By Steve Cuozzo via NYPost.com on December 20, 2023
Retail specialist Andrew Goldberg, a vice-chairman at CBRE, said the phenomenon of “big brands buying real estate, which we saw a lot of in the 1980s and ‘90s, is coming back.”
Goldberg, who worked on the deal that first brought Prada to 724 Fifth in the 1990s, noted with a chuckle, “When retailers buy a building where they’re tenants, it means they have no intention of leaving.”
Leasing is on fire as well on the avenue’s prime stretch north of East 48th Street.

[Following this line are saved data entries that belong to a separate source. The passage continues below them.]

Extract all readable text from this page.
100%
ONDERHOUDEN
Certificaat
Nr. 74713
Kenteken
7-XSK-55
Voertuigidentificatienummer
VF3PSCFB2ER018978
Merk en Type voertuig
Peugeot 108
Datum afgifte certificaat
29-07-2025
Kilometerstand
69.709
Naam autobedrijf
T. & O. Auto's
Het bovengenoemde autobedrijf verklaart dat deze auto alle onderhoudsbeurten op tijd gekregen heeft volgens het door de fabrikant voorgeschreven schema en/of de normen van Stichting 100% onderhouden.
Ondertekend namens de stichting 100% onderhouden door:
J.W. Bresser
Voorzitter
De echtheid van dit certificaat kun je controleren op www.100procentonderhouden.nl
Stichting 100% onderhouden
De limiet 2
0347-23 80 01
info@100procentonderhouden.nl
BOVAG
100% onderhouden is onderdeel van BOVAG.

Swarovski is coming to a former Gap site at 680 Fifth and Marc Jacobs is in talks for 645 Fifth, where an Armani A/X lease expires in 2024.

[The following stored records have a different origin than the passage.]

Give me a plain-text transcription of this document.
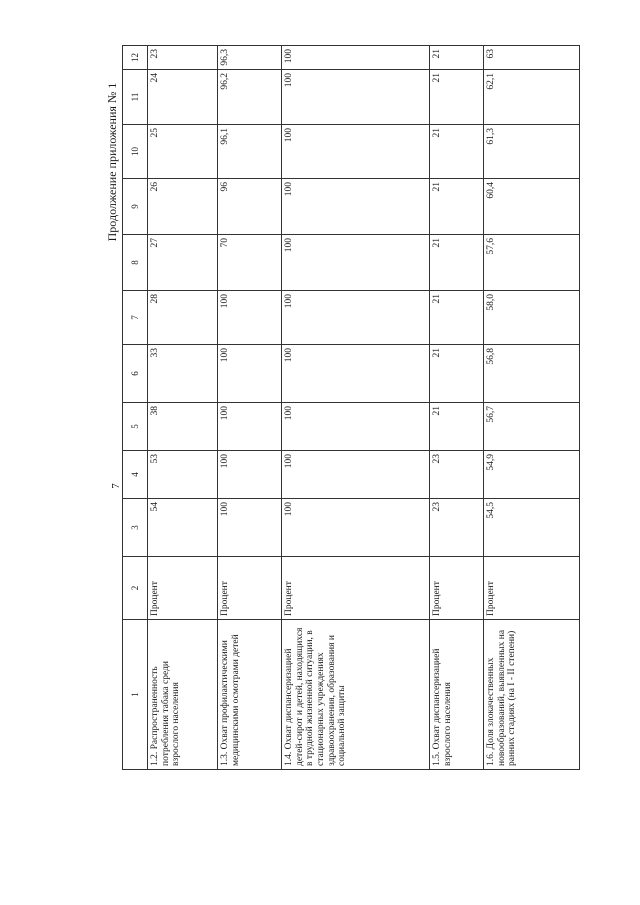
7
Продолжение приложения № 1
1	2	3	4	5	6	7	8	9	10	11	12
1.2. Распространенность потребления табака среди взрослого населения	Процент	54	53	38	33	28	27	26	25	24	23
1.3. Охват профилактическими медицинскими осмотрами детей	Процент	100	100	100	100	100	70	96	96,1	96,2	96,3
1.4. Охват диспансеризацией детей-сирот и детей, находящихся в трудной жизненной ситуации, в стационарных учреждениях здравоохранения, образования и социальной защиты	Процент	100	100	100	100	100	100	100	100	100	100
1.5. Охват диспансеризацией взрослого населения	Процент	23	23	21	21	21	21	21	21	21	21
1.6. Доля злокачественных новообразований, выявленных на ранних стадиях (на I - II степени)	Процент	54,5	54,9	56,7	56,8	58,0	57,6	60,4	61,3	62,1	63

Last month, Cushman & Wakefield reaffirmed its No. 1 global ranking for Fifth Avenue as the world’s most expensive retail destination in real estate terms, with rents of $2,000 per square foot.

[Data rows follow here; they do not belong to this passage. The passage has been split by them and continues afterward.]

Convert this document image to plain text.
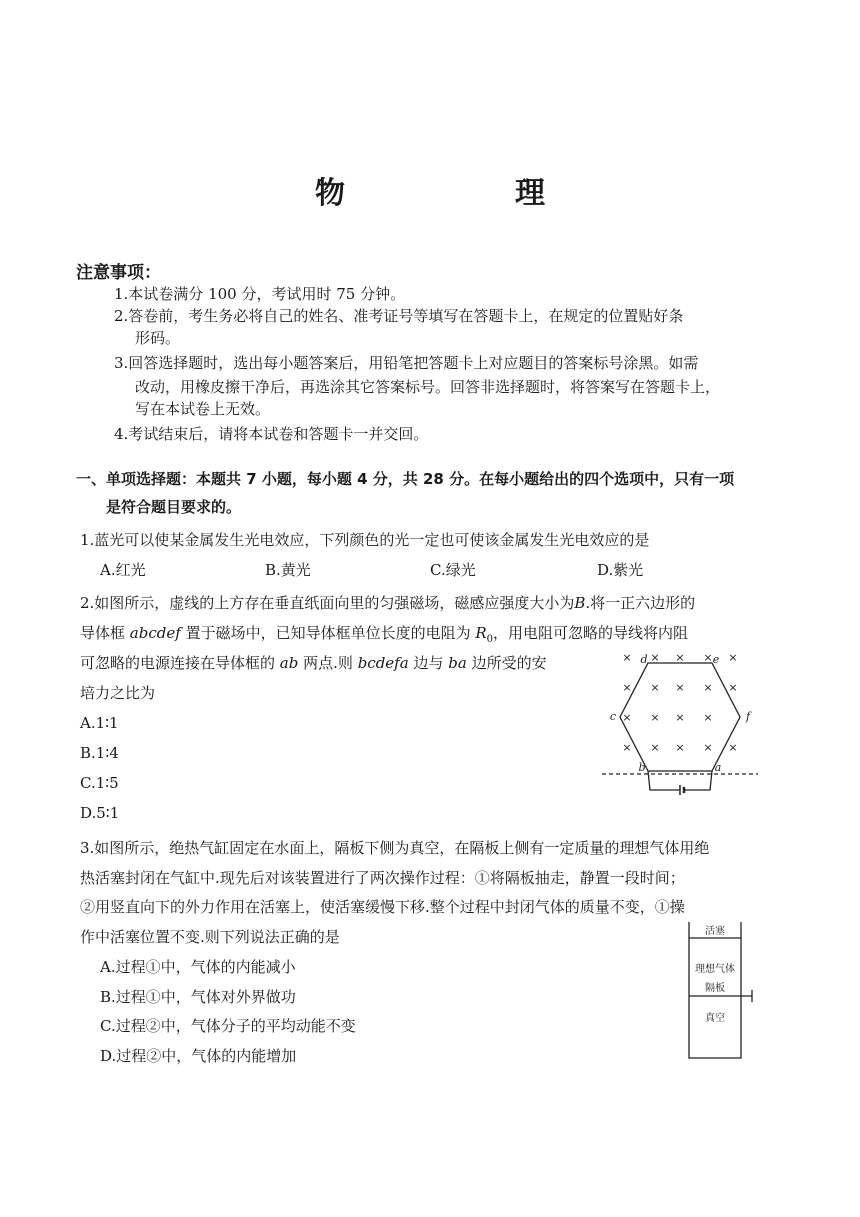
物　理
注意事项：
1.本试卷满分 100 分，考试用时 75 分钟。
2.答卷前，考生务必将自己的姓名、准考证号等填写在答题卡上，在规定的位置贴好条
形码。
3.回答选择题时，选出每小题答案后，用铅笔把答题卡上对应题目的答案标号涂黑。如需
改动，用橡皮擦干净后，再选涂其它答案标号。回答非选择题时，将答案写在答题卡上，
写在本试卷上无效。
4.考试结束后，请将本试卷和答题卡一并交回。
一、单项选择题：本题共 7 小题，每小题 4 分，共 28 分。在每小题给出的四个选项中，只有一项
是符合题目要求的。
1.蓝光可以使某金属发生光电效应，下列颜色的光一定也可使该金属发生光电效应的是
A.红光	B.黄光	C.绿光	D.紫光
2.如图所示，虚线的上方存在垂直纸面向里的匀强磁场，磁感应强度大小为B.将一正六边形的
导体框 abcdef 置于磁场中，已知导体框单位长度的电阻为 $R_0$，用电阻可忽略的导线将内阻
可忽略的电源连接在导体框的 ab 两点.则 bcdefa 边与 ba 边所受的安
培力之比为
A.1∶1
B.1∶4
C.1∶5
D.5∶1
×	× × ×
×
× × × × ×
× × × ×
× × × × ×
d	e
c	f
b	a
3.如图所示，绝热气缸固定在水面上，隔板下侧为真空，在隔板上侧有一定质量的理想气体用绝
热活塞封闭在气缸中.现先后对该装置进行了两次操作过程：①将隔板抽走，静置一段时间；
②用竖直向下的外力作用在活塞上，使活塞缓慢下移.整个过程中封闭气体的质量不变，①操
作中活塞位置不变.则下列说法正确的是
A.过程①中，气体的内能减小
B.过程①中，气体对外界做功
C.过程②中，气体分子的平均动能不变
D.过程②中，气体的内能增加
活塞
理想气体
隔板
真空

The Fifth Avenue phenomenon is matched on Madison Avenue north of East 57th Street, where Valentino took over the huge former Calvin Klein store and Giorgio Armani will soon open e a spectacular new flagship boutique.
New leases for Van Cleef & Arpels, Dolce & Gabbana, Peter Millar and others have left few available spaces, according to real estate firm JAACRES head Joseph Aquino.The trend is also mirrored in Soho, where there are now nearly as many marquee brands as uptown. But some middle-market corridors, such as Midtown Third Avenue and Broadway on the Upper West Side, continue to struggle.